Ter plaatse van het buurthuis Olof en de daar achter gelegen speelplaats is in 2012 bodemonderzoek (IDDS/ kenmerk 1206E437/RKO/rap1, d.d. 8 januari 2013) uitgevoerd. Hieruit blijkt dat de grond sterk verontreinigd is met zink en lood. Het betreft hier een geval van ernstige bodemverontreiniging. Uit een risicobeoordeling blijkt dat er geen sprake is van spoedeisendheid en risico's voor de functies 'Wonen met tuin' en 'Plaatsen waar kinderen spelen'.
In zijn huidige vorm (huidige bebouwing) zijn er geen contact mogelijkheden met de verontreinigde bodem. De locatie is hiermee geschikt voor de huidige en beoogde bestemming (Gemengd, inclusief wonen met tuin) en voor de speeltuin de bestemming Groen.
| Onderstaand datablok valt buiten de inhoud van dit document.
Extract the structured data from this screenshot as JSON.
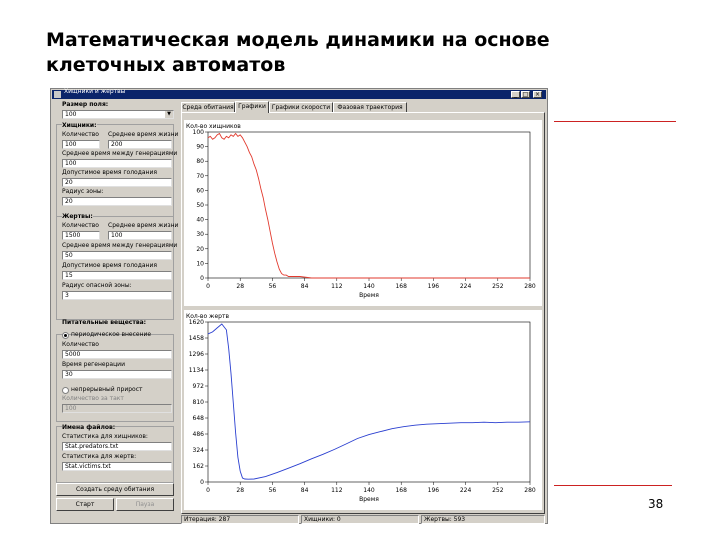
{
  "slide": {
    "title_line1": "Математическая модель динамики на основе",
    "title_line2": "клеточных автоматов",
    "page_number": "38"
  },
  "window": {
    "title": "Хищники и жертвы",
    "buttons": {
      "minimize": "_",
      "maximize": "□",
      "close": "×"
    }
  },
  "left_panel": {
    "field_size_label": "Размер поля:",
    "field_size_value": "100",
    "predators_heading": "Хищники:",
    "pred_count_label": "Количество",
    "pred_avg_life_label": "Среднее время жизни",
    "pred_count": "100",
    "pred_avg_life": "200",
    "pred_avg_gen_label": "Среднее время между генерациями",
    "pred_avg_gen": "100",
    "pred_hunger_label": "Допустимое время голодания",
    "pred_hunger": "20",
    "pred_zone_label": "Радиус зоны:",
    "pred_zone": "20",
    "prey_heading": "Жертвы:",
    "prey_count_label": "Количество",
    "prey_avg_life_label": "Среднее время жизни",
    "prey_count": "1500",
    "prey_avg_life": "100",
    "prey_avg_gen_label": "Среднее время между генерациями",
    "prey_avg_gen": "50",
    "prey_hunger_label": "Допустимое время голодания",
    "prey_hunger": "15",
    "prey_danger_label": "Радиус опасной зоны:",
    "prey_danger": "3",
    "nutrients_heading": "Питательные вещества:",
    "periodic_label": "периодическое внесение",
    "nutr_count_label": "Количество",
    "nutr_count": "5000",
    "nutr_regen_label": "Время регенерации",
    "nutr_regen": "30",
    "noninterrupt_label": "непрерывный прирост",
    "nutr_per_tick_label": "Количество за такт",
    "nutr_per_tick": "100",
    "files_heading": "Имена файлов:",
    "stats_pred_label": "Статистика для хищников:",
    "stats_pred_file": "Stat.predators.txt",
    "stats_prey_label": "Статистика для жертв:",
    "stats_prey_file": "Stat.victims.txt",
    "create_env_button": "Создать среду обитания",
    "start_button": "Старт",
    "pause_button": "Пауза"
  },
  "tabs": [
    {
      "label": "Среда обитания"
    },
    {
      "label": "Графики"
    },
    {
      "label": "Графики скорости"
    },
    {
      "label": "Фазовая траектория"
    }
  ],
  "statusbar": {
    "iteration": "Итерация: 287",
    "predators": "Хищники: 0",
    "prey": "Жертвы: 593"
  },
  "colors": {
    "predator_line": "#e23a2e",
    "prey_line": "#2a3fd0",
    "title_bar": "#0a246a",
    "accent_rule": "#cc2222"
  },
  "chart_data": [
    {
      "type": "line",
      "title": "Кол-во хищников",
      "xlabel": "Время",
      "ylabel": "",
      "xlim": [
        0,
        280
      ],
      "ylim": [
        0,
        100
      ],
      "x_ticks": [
        "0",
        "28",
        "56",
        "84",
        "112",
        "140",
        "168",
        "196",
        "224",
        "252",
        "280"
      ],
      "y_ticks": [
        "0",
        "10",
        "20",
        "30",
        "40",
        "50",
        "60",
        "70",
        "80",
        "90",
        "100"
      ],
      "series": [
        {
          "x": [
            0,
            2,
            4,
            6,
            8,
            10,
            12,
            14,
            16,
            18,
            20,
            22,
            24,
            26,
            28,
            30,
            32,
            34,
            36,
            38,
            40,
            42,
            44,
            46,
            48,
            50,
            52,
            54,
            56,
            58,
            60,
            62,
            64,
            66,
            68,
            70,
            75,
            80,
            90,
            100,
            110,
            120,
            130,
            140,
            150,
            160,
            170,
            180,
            190,
            200,
            220,
            240,
            260,
            280
          ],
          "y": [
            96,
            97,
            95,
            96,
            98,
            99,
            96,
            95,
            97,
            96,
            98,
            97,
            99,
            97,
            98,
            96,
            93,
            90,
            86,
            83,
            78,
            74,
            68,
            61,
            55,
            47,
            40,
            32,
            24,
            17,
            11,
            6,
            3,
            2,
            2,
            1,
            1,
            1,
            0,
            0,
            0,
            0,
            0,
            0,
            0,
            0,
            0,
            0,
            0,
            0,
            0,
            0,
            0,
            0
          ]
        }
      ]
    },
    {
      "type": "line",
      "title": "Кол-во жертв",
      "xlabel": "Время",
      "ylabel": "",
      "xlim": [
        0,
        280
      ],
      "ylim": [
        0,
        1620
      ],
      "x_ticks": [
        "0",
        "28",
        "56",
        "84",
        "112",
        "140",
        "168",
        "196",
        "224",
        "252",
        "280"
      ],
      "y_ticks": [
        "0",
        "162",
        "324",
        "486",
        "648",
        "810",
        "972",
        "1134",
        "1296",
        "1458",
        "1620"
      ],
      "series": [
        {
          "x": [
            0,
            4,
            8,
            12,
            16,
            18,
            20,
            22,
            24,
            26,
            28,
            30,
            32,
            35,
            40,
            50,
            60,
            70,
            80,
            90,
            100,
            110,
            120,
            130,
            140,
            150,
            160,
            170,
            180,
            190,
            200,
            210,
            220,
            230,
            240,
            250,
            260,
            270,
            280
          ],
          "y": [
            1500,
            1520,
            1560,
            1600,
            1540,
            1350,
            1100,
            800,
            500,
            250,
            110,
            40,
            30,
            28,
            30,
            55,
            95,
            140,
            185,
            235,
            280,
            330,
            385,
            440,
            480,
            510,
            540,
            560,
            575,
            585,
            590,
            595,
            600,
            600,
            605,
            600,
            605,
            605,
            610
          ]
        }
      ]
    }
  ]
}
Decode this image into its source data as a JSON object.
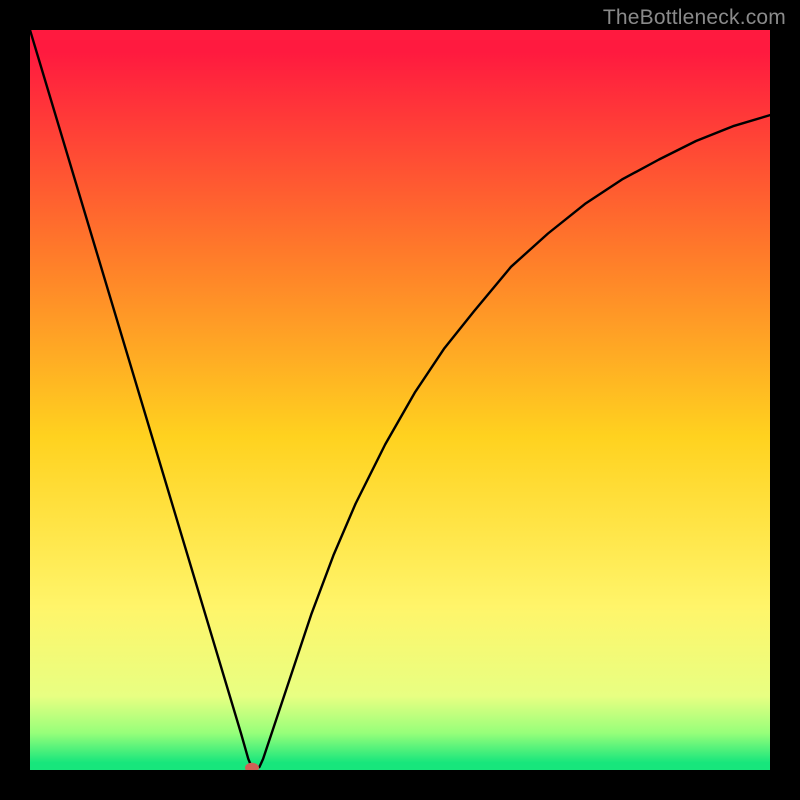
{
  "watermark": "TheBottleneck.com",
  "chart_data": {
    "type": "line",
    "title": "",
    "xlabel": "",
    "ylabel": "",
    "x_range": [
      0,
      100
    ],
    "y_range": [
      0,
      100
    ],
    "background_gradient": {
      "stops": [
        {
          "offset": 0.0,
          "color": "#ff1a3f"
        },
        {
          "offset": 0.03,
          "color": "#ff1a3f"
        },
        {
          "offset": 0.3,
          "color": "#ff7a2a"
        },
        {
          "offset": 0.55,
          "color": "#ffd21f"
        },
        {
          "offset": 0.78,
          "color": "#fff56a"
        },
        {
          "offset": 0.9,
          "color": "#e8ff82"
        },
        {
          "offset": 0.95,
          "color": "#97ff7a"
        },
        {
          "offset": 0.99,
          "color": "#17e67c"
        },
        {
          "offset": 1.0,
          "color": "#17e67c"
        }
      ]
    },
    "curve": {
      "name": "bottleneck",
      "color": "#000000",
      "stroke_width": 2.4,
      "min_x": 30,
      "points": [
        {
          "x": 0,
          "y": 100
        },
        {
          "x": 3,
          "y": 90
        },
        {
          "x": 6,
          "y": 80
        },
        {
          "x": 9,
          "y": 70
        },
        {
          "x": 12,
          "y": 60
        },
        {
          "x": 15,
          "y": 50
        },
        {
          "x": 18,
          "y": 40
        },
        {
          "x": 21,
          "y": 30
        },
        {
          "x": 24,
          "y": 20
        },
        {
          "x": 27,
          "y": 10
        },
        {
          "x": 28.5,
          "y": 5
        },
        {
          "x": 29.5,
          "y": 1.5
        },
        {
          "x": 30.0,
          "y": 0.3
        },
        {
          "x": 30.5,
          "y": 0.3
        },
        {
          "x": 31.0,
          "y": 0.4
        },
        {
          "x": 31.5,
          "y": 1.5
        },
        {
          "x": 33,
          "y": 6
        },
        {
          "x": 35,
          "y": 12
        },
        {
          "x": 38,
          "y": 21
        },
        {
          "x": 41,
          "y": 29
        },
        {
          "x": 44,
          "y": 36
        },
        {
          "x": 48,
          "y": 44
        },
        {
          "x": 52,
          "y": 51
        },
        {
          "x": 56,
          "y": 57
        },
        {
          "x": 60,
          "y": 62
        },
        {
          "x": 65,
          "y": 68
        },
        {
          "x": 70,
          "y": 72.5
        },
        {
          "x": 75,
          "y": 76.5
        },
        {
          "x": 80,
          "y": 79.8
        },
        {
          "x": 85,
          "y": 82.5
        },
        {
          "x": 90,
          "y": 85
        },
        {
          "x": 95,
          "y": 87
        },
        {
          "x": 100,
          "y": 88.5
        }
      ]
    },
    "marker": {
      "x": 30,
      "y": 0.3,
      "rx": 7,
      "ry": 5,
      "color": "#d06056"
    }
  }
}
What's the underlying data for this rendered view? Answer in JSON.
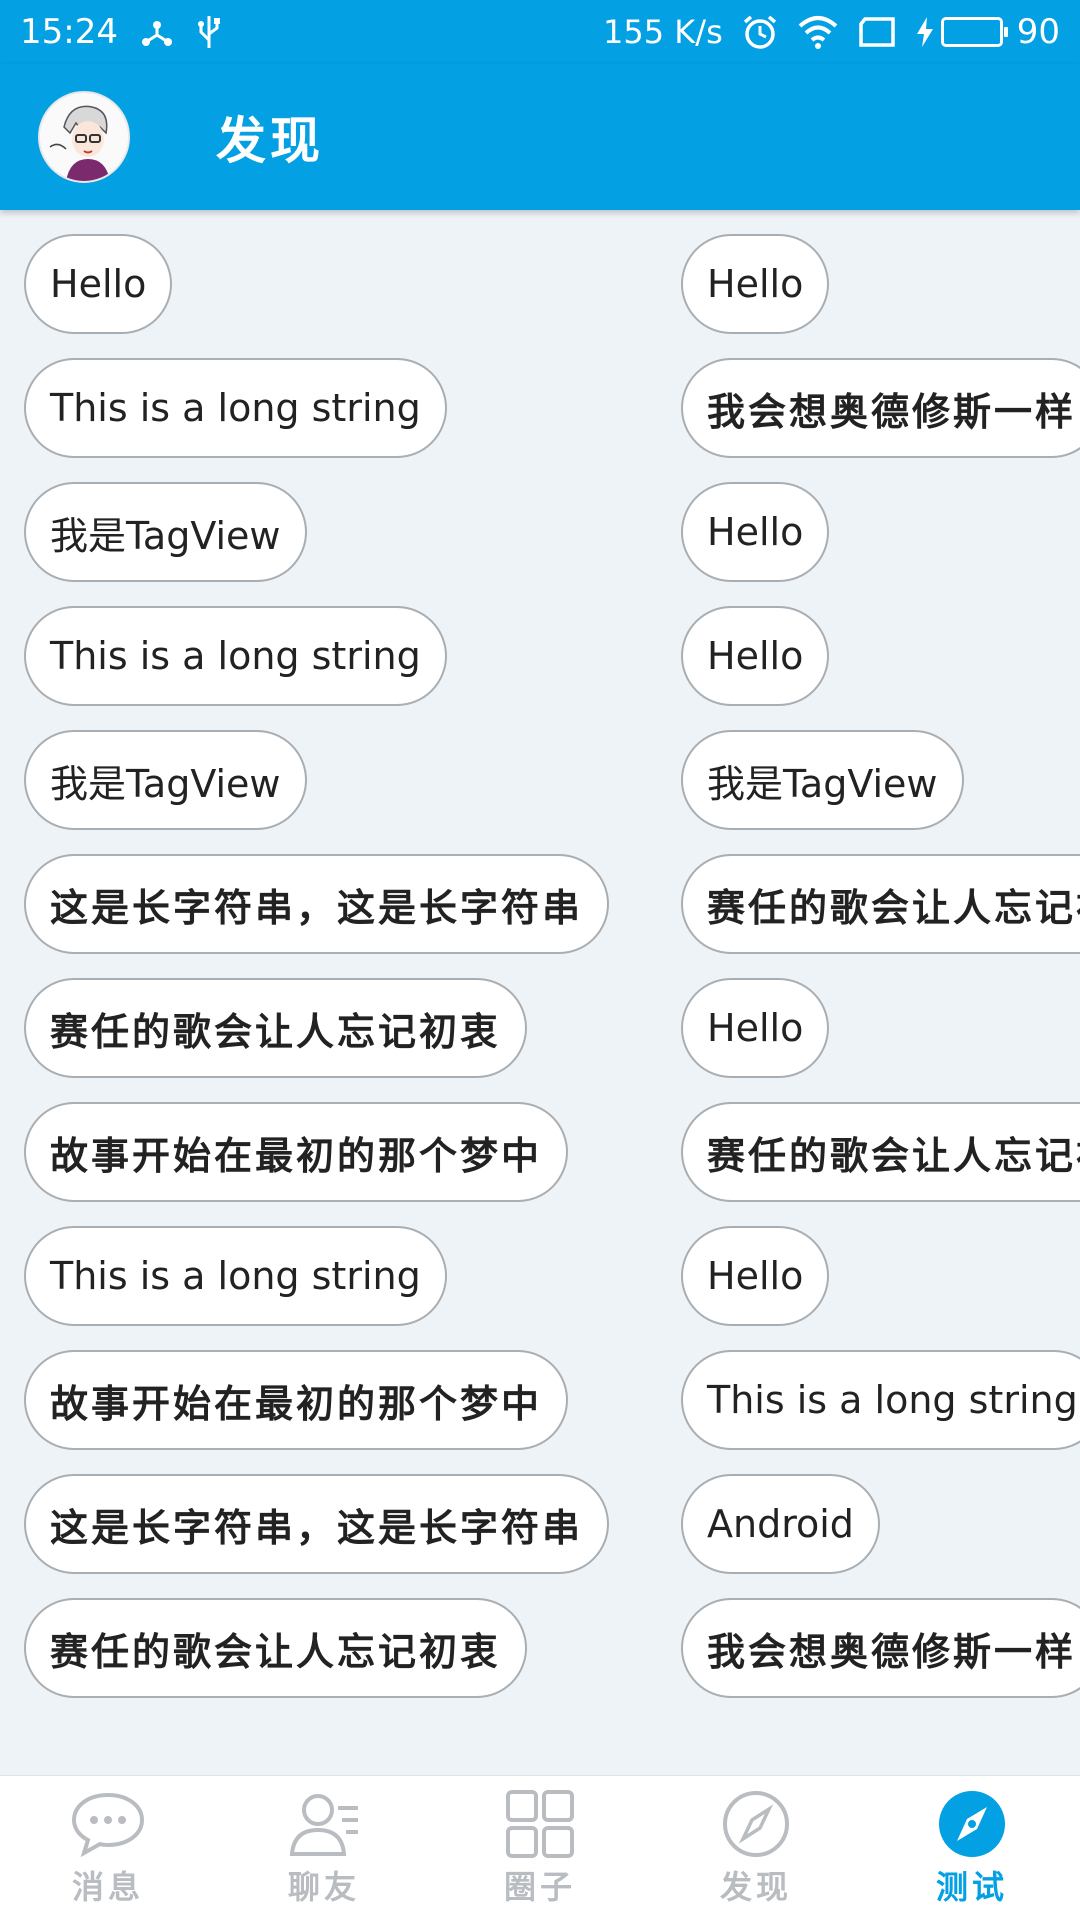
{
  "status_bar": {
    "time": "15:24",
    "net_speed": "155 K/s",
    "battery": "90"
  },
  "app_bar": {
    "title": "发现"
  },
  "tags": {
    "left": [
      {
        "text": "Hello",
        "cjk": false
      },
      {
        "text": "This is a long string",
        "cjk": false
      },
      {
        "text": "我是TagView",
        "cjk": false
      },
      {
        "text": "This is a long string",
        "cjk": false
      },
      {
        "text": "我是TagView",
        "cjk": false
      },
      {
        "text": "这是长字符串，这是长字符串",
        "cjk": true
      },
      {
        "text": "赛任的歌会让人忘记初衷",
        "cjk": true
      },
      {
        "text": "故事开始在最初的那个梦中",
        "cjk": true
      },
      {
        "text": "This is a long string",
        "cjk": false
      },
      {
        "text": "故事开始在最初的那个梦中",
        "cjk": true
      },
      {
        "text": "这是长字符串，这是长字符串",
        "cjk": true
      },
      {
        "text": "赛任的歌会让人忘记初衷",
        "cjk": true
      }
    ],
    "right": [
      {
        "text": "Hello",
        "cjk": false
      },
      {
        "text": "我会想奥德修斯一样",
        "cjk": true
      },
      {
        "text": "Hello",
        "cjk": false
      },
      {
        "text": "Hello",
        "cjk": false
      },
      {
        "text": "我是TagView",
        "cjk": false
      },
      {
        "text": "赛任的歌会让人忘记初衷",
        "cjk": true
      },
      {
        "text": "Hello",
        "cjk": false
      },
      {
        "text": "赛任的歌会让人忘记初衷",
        "cjk": true
      },
      {
        "text": "Hello",
        "cjk": false
      },
      {
        "text": "This is a long string",
        "cjk": false
      },
      {
        "text": "Android",
        "cjk": false
      },
      {
        "text": "我会想奥德修斯一样",
        "cjk": true
      }
    ]
  },
  "bottom_nav": {
    "items": [
      {
        "label": "消息",
        "icon": "message-icon"
      },
      {
        "label": "聊友",
        "icon": "contacts-icon"
      },
      {
        "label": "圈子",
        "icon": "grid-icon"
      },
      {
        "label": "发现",
        "icon": "compass-icon"
      },
      {
        "label": "测试",
        "icon": "compass-filled-icon"
      }
    ],
    "active_index": 4
  },
  "colors": {
    "primary": "#03a0e3",
    "inactive": "#b9bdc1",
    "battery_fill": "#2ee07a"
  }
}
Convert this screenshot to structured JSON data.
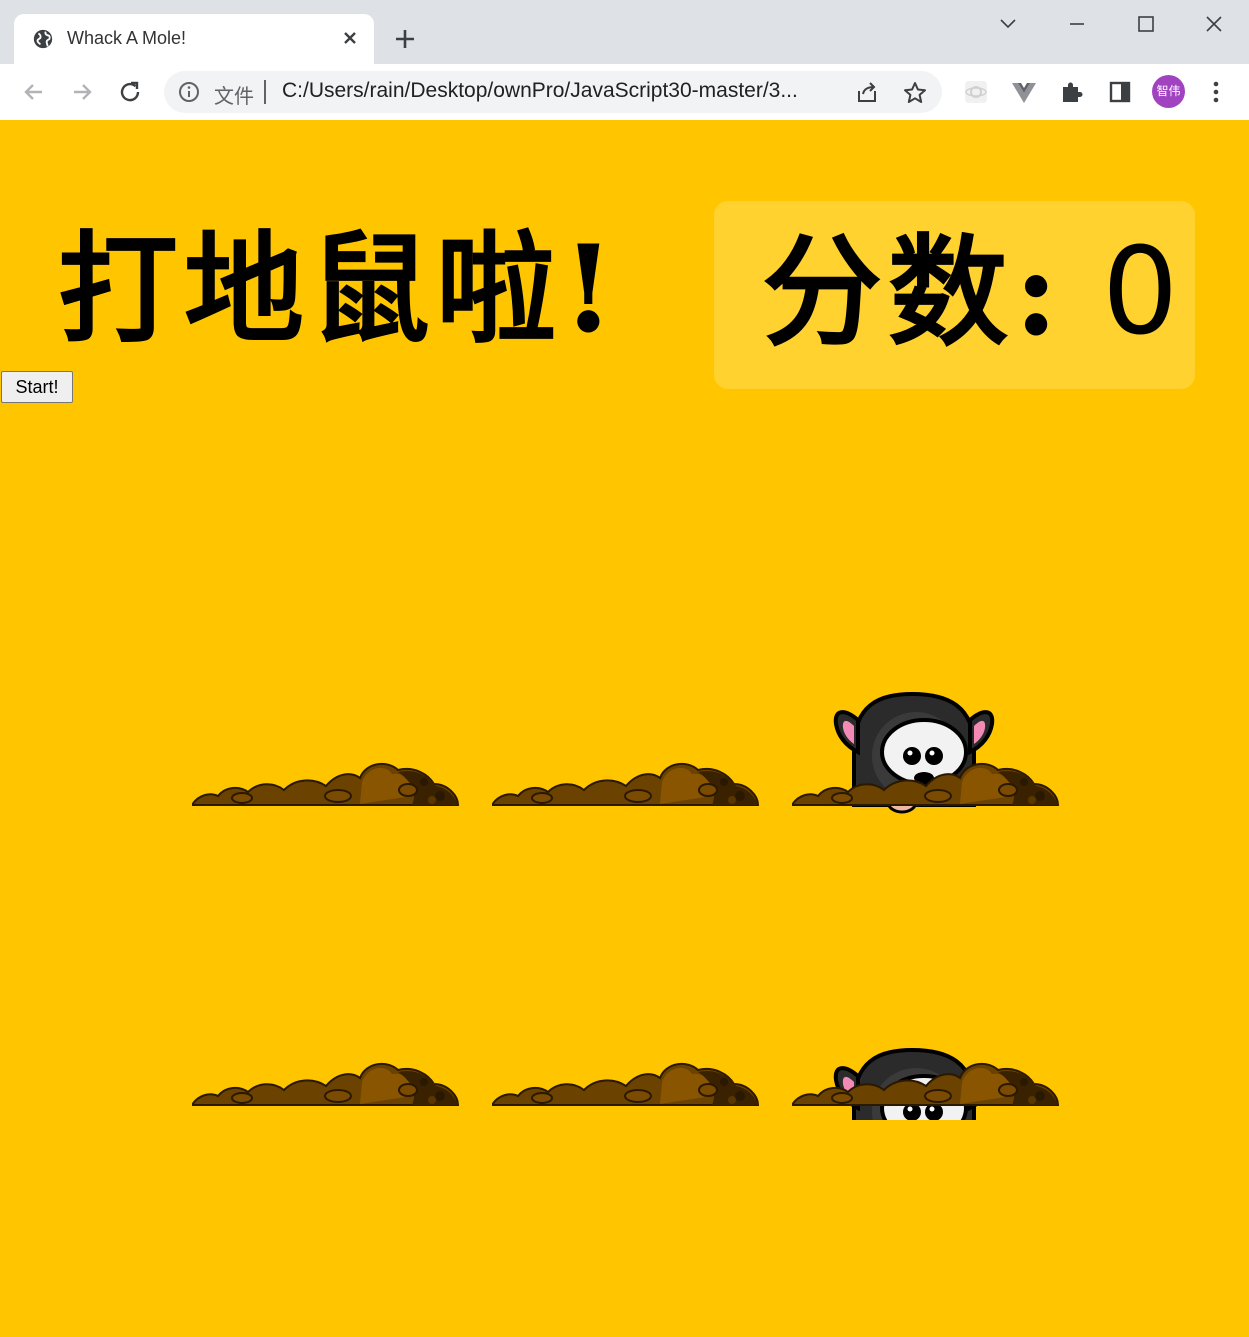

Indien de locatie wordt heringericht/ verbouwd, waarbij de verhardingslaag (isolerende laag) en/of bodemlagen worden verwijderd, gelden de regels van de Wet bodembescherming.

Warmoezierstraat 4/4A, Nieuwe Schoolstraat 53, Hovenierstraat 35A

Ter plaatse van de Warmoezierstraat 4A, Nieuwe Schoolstraat 53 en Hovenierstraat 35A, waar door een bestemmingswijziging wonen mogelijk wordt gemaakt, is de bodem duurzaam afgedekt. Hierdoor zijn er geen risico's aanwezig voor de bewoners.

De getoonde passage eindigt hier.